No hay spoilers argumentales en este artículo porque el interés del autor por el exitoso y violento culebrón se venció en la segunda temporada. Cuestión de gustos: no tengo ninguna objeción sobre las tramas fantásticas pero prefiero las que abordan la complejidad de las relaciones humanas, y tampoco hallé en JDT esas perspicaces metáforas sobre el poder que han deslumbrado a sus millones de entusiastas. Debo de tener la sensibilidad obsoleta o embotada, pues en materia de intrigas de ambición política me quedé en la fineza de Maquiavelo, en la sobrecogedora y tormentosa brutalidad de las tragedias shakespereanas o en el nihilismo con que Büchner ejemplifica en Danton la sangrienta deriva revolucionaria. Y si de televisión o de cine se trata, dudo que nadie ni nada se haya siquiera aproximado a la gélida dureza barrial de «The Wire» o a la tensa elegancia con que la saga de «El Padrino» despachó las pulsiones eternas de la traición y la venganza. Las truculentas peripecias de los Stark y los Lannister, con su tenebrosa escenografía tolkeniana, me provocan la misma indiferencia árida que la pretenciosa inverosimilitud con que «House of Cards» se jacta de retratar el lado oscuro de la democracia americana.

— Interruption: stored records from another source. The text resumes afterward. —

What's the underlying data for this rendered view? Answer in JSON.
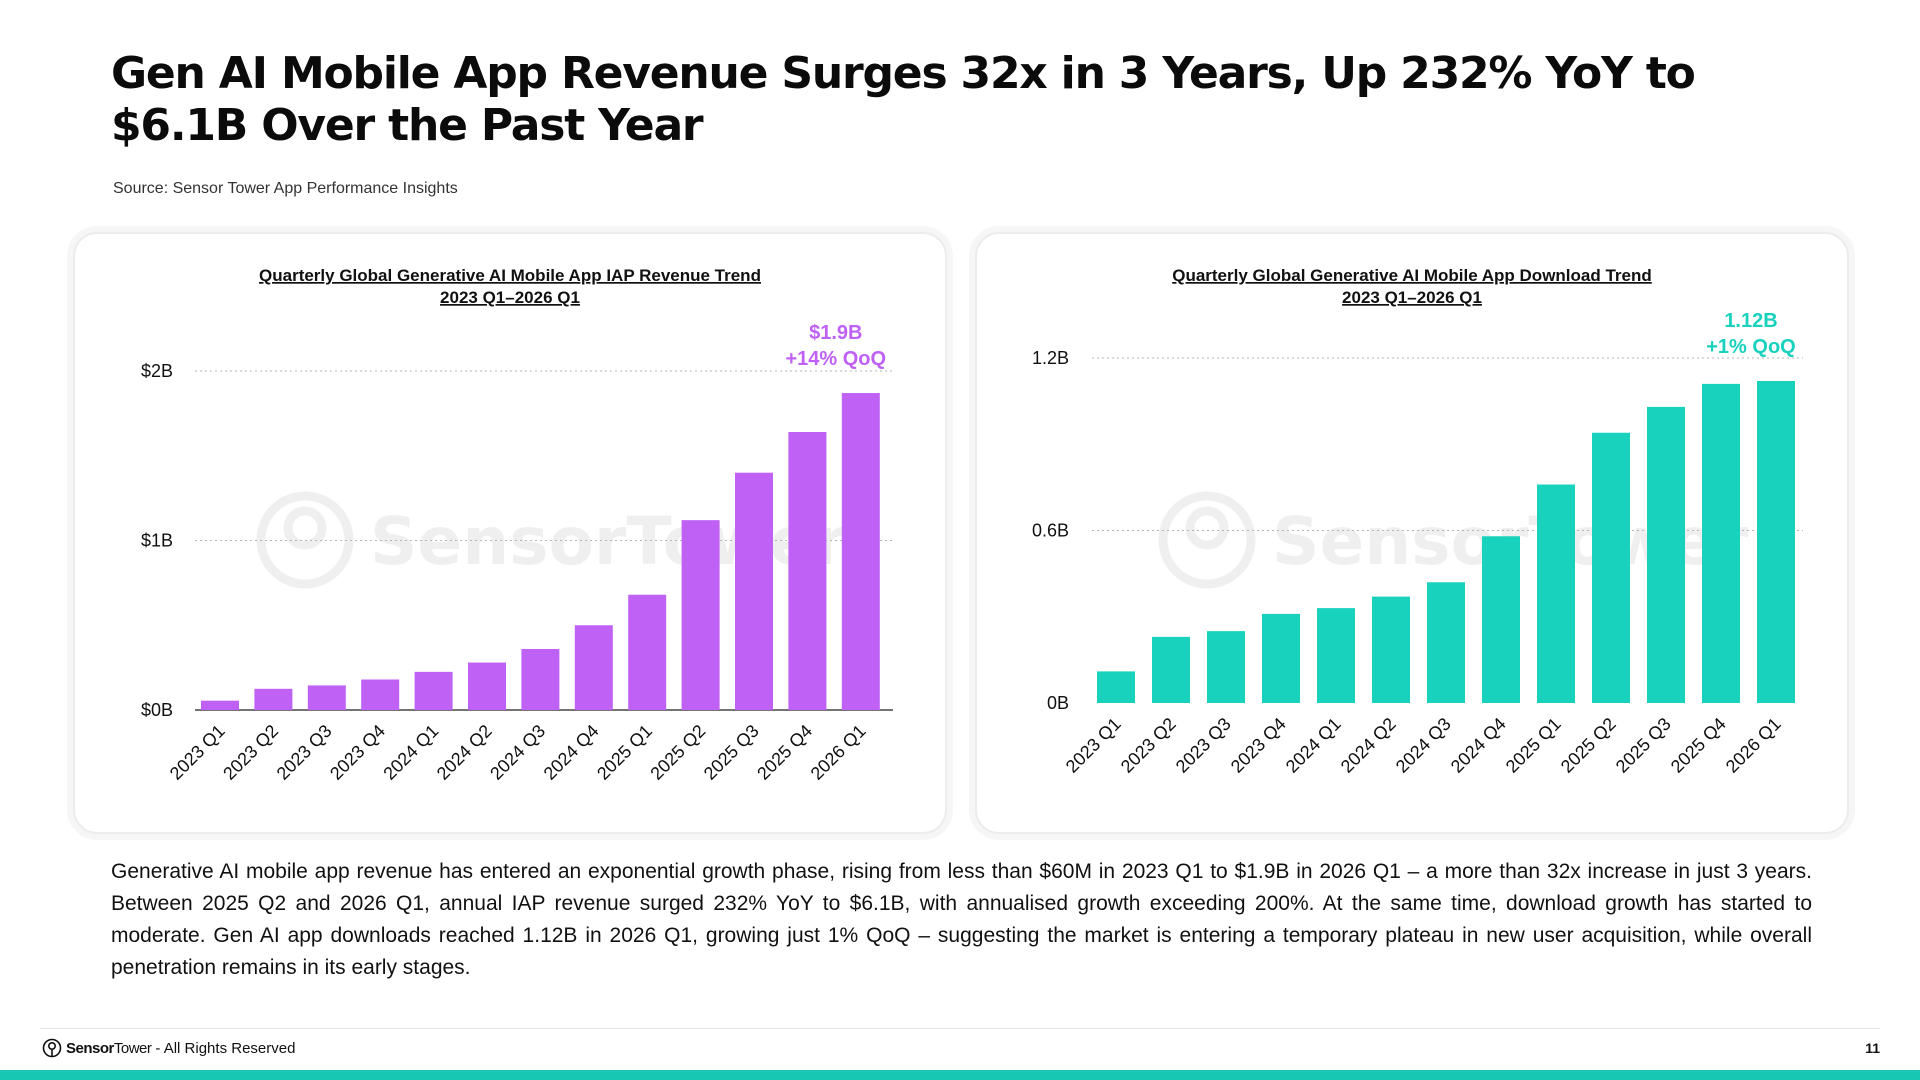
{
  "title": "Gen AI Mobile App Revenue Surges 32x in 3 Years, Up 232% YoY to $6.1B Over the Past Year",
  "source": "Source: Sensor Tower App Performance Insights",
  "watermark": "SensorTower",
  "body": "Generative AI mobile app revenue has entered an exponential growth phase, rising from less than $60M in 2023 Q1 to $1.9B in 2026 Q1 – a more than 32x increase in just 3 years. Between 2025 Q2 and 2026 Q1, annual IAP revenue surged 232% YoY to $6.1B, with annualised growth exceeding 200%. At the same time, download growth has started to moderate. Gen AI app downloads reached 1.12B in 2026 Q1, growing just 1% QoQ – suggesting the market is entering a temporary plateau in new user acquisition, while overall penetration remains in its early stages.",
  "footer": {
    "brand_bold": "Sensor",
    "brand_light": "Tower",
    "rights": " - All Rights Reserved",
    "page_number": "11"
  },
  "colors": {
    "revenue": "#c061f5",
    "downloads": "#18d2be",
    "footer_bar": "#18c6b4"
  },
  "chart_data": [
    {
      "type": "bar",
      "title": "Quarterly Global Generative AI Mobile App IAP Revenue Trend",
      "subtitle": "2023 Q1–2026 Q1",
      "categories": [
        "2023 Q1",
        "2023 Q2",
        "2023 Q3",
        "2023 Q4",
        "2024 Q1",
        "2024 Q2",
        "2024 Q3",
        "2024 Q4",
        "2025 Q1",
        "2025 Q2",
        "2025 Q3",
        "2025 Q4",
        "2026 Q1"
      ],
      "values": [
        0.055,
        0.125,
        0.145,
        0.18,
        0.225,
        0.28,
        0.36,
        0.5,
        0.68,
        1.12,
        1.4,
        1.64,
        1.87
      ],
      "ylim": [
        0,
        2
      ],
      "yticks": [
        0,
        1,
        2
      ],
      "ytick_labels": [
        "$0B",
        "$1B",
        "$2B"
      ],
      "grid": "dotted",
      "annotation": [
        "$1.9B",
        "+14% QoQ"
      ],
      "color": "#c061f5"
    },
    {
      "type": "bar",
      "title": "Quarterly Global Generative AI Mobile App Download Trend",
      "subtitle": "2023 Q1–2026 Q1",
      "categories": [
        "2023 Q1",
        "2023 Q2",
        "2023 Q3",
        "2023 Q4",
        "2024 Q1",
        "2024 Q2",
        "2024 Q3",
        "2024 Q4",
        "2025 Q1",
        "2025 Q2",
        "2025 Q3",
        "2025 Q4",
        "2026 Q1"
      ],
      "values": [
        0.11,
        0.23,
        0.25,
        0.31,
        0.33,
        0.37,
        0.42,
        0.58,
        0.76,
        0.94,
        1.03,
        1.11,
        1.12
      ],
      "ylim": [
        0,
        1.2
      ],
      "yticks": [
        0,
        0.6,
        1.2
      ],
      "ytick_labels": [
        "0B",
        "0.6B",
        "1.2B"
      ],
      "grid": "dotted",
      "annotation": [
        "1.12B",
        "+1% QoQ"
      ],
      "color": "#18d2be"
    }
  ]
}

Tal vez constituya un pecado de elitismo desdeñar como triviales productos de evasión estas creaciones facturadas con sofisticada técnica narrativa y vistoso trazo. Pero también resulta inevitable barruntar un fenómeno de infantilización social creciente en su aclamación como paradigmas culturales contemporáneos. Y cuando nos preguntemos de dónde surge el populismo tal vez convenga reflexionar sobre las bases de una educación que iguala el rango de los folletines de gran consumo con el de la enseñanza de los clásicos.